Another work in this sense is by the American educator Norman Daly (1911 – 2008), who over decades created a fictional museum of a civilization called Llhuros from discarded materials as kitchen appliances that, creatively reassembled, looked like pre-Columbian objects.

It is in Pera that is also the painting of the Brazilian artist Glauco Rodrigues (1929 – 2004), “Visão da Terra”, 1977, held during the military dictatorship, which presents a white man as a populist leader.

But it is in Buyukada that another of the highlights of the show is revealed, because it deals with a true history of local culture, the presence of american gay black writer James Baldwin (1924 – 1987) in Turkey, in the installation of Glenen Ligon .

Suffering prejudice in his country, Baldwin left the United States in the late 1940s and, in the 1960s, spent much of his time in Istanbul, then a welcoming place to cultural diversity. At the installation, Ligon exhibits Sedat Pakay's 1970 film “From another place”, with testimonials from Baldwin, who is first seen there with Turkish subtitles.

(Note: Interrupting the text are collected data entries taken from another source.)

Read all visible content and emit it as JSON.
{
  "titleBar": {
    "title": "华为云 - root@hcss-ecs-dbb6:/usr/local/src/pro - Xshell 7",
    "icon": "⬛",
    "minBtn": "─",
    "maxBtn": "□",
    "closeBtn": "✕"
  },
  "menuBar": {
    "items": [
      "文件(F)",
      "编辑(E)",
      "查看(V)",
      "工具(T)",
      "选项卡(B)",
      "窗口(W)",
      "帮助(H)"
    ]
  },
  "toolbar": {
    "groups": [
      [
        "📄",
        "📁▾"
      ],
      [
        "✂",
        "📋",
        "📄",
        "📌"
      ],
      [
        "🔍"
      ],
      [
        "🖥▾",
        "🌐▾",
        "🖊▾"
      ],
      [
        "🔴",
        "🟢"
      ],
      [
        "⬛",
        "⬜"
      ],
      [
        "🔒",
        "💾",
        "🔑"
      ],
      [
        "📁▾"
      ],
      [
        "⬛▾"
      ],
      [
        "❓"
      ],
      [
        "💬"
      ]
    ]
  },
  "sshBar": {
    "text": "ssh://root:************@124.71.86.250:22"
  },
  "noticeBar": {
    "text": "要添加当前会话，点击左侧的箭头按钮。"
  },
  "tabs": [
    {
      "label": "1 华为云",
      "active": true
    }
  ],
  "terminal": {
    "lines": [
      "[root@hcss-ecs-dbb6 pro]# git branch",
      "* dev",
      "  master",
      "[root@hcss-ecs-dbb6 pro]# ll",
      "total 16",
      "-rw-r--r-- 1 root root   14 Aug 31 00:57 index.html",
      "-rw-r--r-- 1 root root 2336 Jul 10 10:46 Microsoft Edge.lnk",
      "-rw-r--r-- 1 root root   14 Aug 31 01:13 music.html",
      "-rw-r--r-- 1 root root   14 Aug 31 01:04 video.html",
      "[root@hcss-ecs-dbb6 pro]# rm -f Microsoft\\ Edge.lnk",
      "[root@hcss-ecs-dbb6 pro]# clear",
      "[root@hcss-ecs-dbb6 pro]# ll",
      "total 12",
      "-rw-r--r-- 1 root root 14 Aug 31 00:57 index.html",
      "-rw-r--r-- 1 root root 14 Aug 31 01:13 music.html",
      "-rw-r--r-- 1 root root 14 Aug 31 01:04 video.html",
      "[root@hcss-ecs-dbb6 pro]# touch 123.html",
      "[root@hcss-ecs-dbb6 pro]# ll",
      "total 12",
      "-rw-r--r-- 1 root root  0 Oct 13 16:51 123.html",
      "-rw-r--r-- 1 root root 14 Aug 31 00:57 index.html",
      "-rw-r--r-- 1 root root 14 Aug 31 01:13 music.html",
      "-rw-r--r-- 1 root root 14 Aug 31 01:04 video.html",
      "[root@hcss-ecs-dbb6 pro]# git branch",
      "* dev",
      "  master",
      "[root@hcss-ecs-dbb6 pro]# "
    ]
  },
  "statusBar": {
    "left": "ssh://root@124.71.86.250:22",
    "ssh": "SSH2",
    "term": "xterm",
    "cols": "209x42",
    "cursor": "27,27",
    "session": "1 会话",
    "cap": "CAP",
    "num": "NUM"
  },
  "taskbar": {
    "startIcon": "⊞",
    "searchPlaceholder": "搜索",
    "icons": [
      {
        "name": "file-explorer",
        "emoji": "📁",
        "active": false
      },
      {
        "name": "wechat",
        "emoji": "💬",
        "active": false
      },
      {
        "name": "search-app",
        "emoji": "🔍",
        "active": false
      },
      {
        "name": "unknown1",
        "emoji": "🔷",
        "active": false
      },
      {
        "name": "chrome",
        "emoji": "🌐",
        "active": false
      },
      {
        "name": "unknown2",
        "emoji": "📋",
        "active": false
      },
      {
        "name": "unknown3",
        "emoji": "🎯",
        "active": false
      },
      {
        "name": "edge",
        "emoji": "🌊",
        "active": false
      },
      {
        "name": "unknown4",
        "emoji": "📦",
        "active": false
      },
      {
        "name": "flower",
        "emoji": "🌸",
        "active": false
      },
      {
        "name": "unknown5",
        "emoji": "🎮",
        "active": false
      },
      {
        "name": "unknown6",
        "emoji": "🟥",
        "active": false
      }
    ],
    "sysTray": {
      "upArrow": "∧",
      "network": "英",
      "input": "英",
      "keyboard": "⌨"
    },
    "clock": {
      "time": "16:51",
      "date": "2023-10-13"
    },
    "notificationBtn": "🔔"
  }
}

In Buyukuda, four other works, including the installation of the collective Monster Chetwynd, in one of the island's abandoned mansions, which looks like Halloween ornaments, but is somewhat adapted to the island's decadent style. It was there that Trotsky lived exiled and his house dele, like so many others, seems in bad.

“The seventh continent” is not the brightest edition of Istanbul, but by bringing a current and important theme, maintaining relationships with local history and occupying spaces beyond traditional ones, continues to remain as the most original events of the circuit.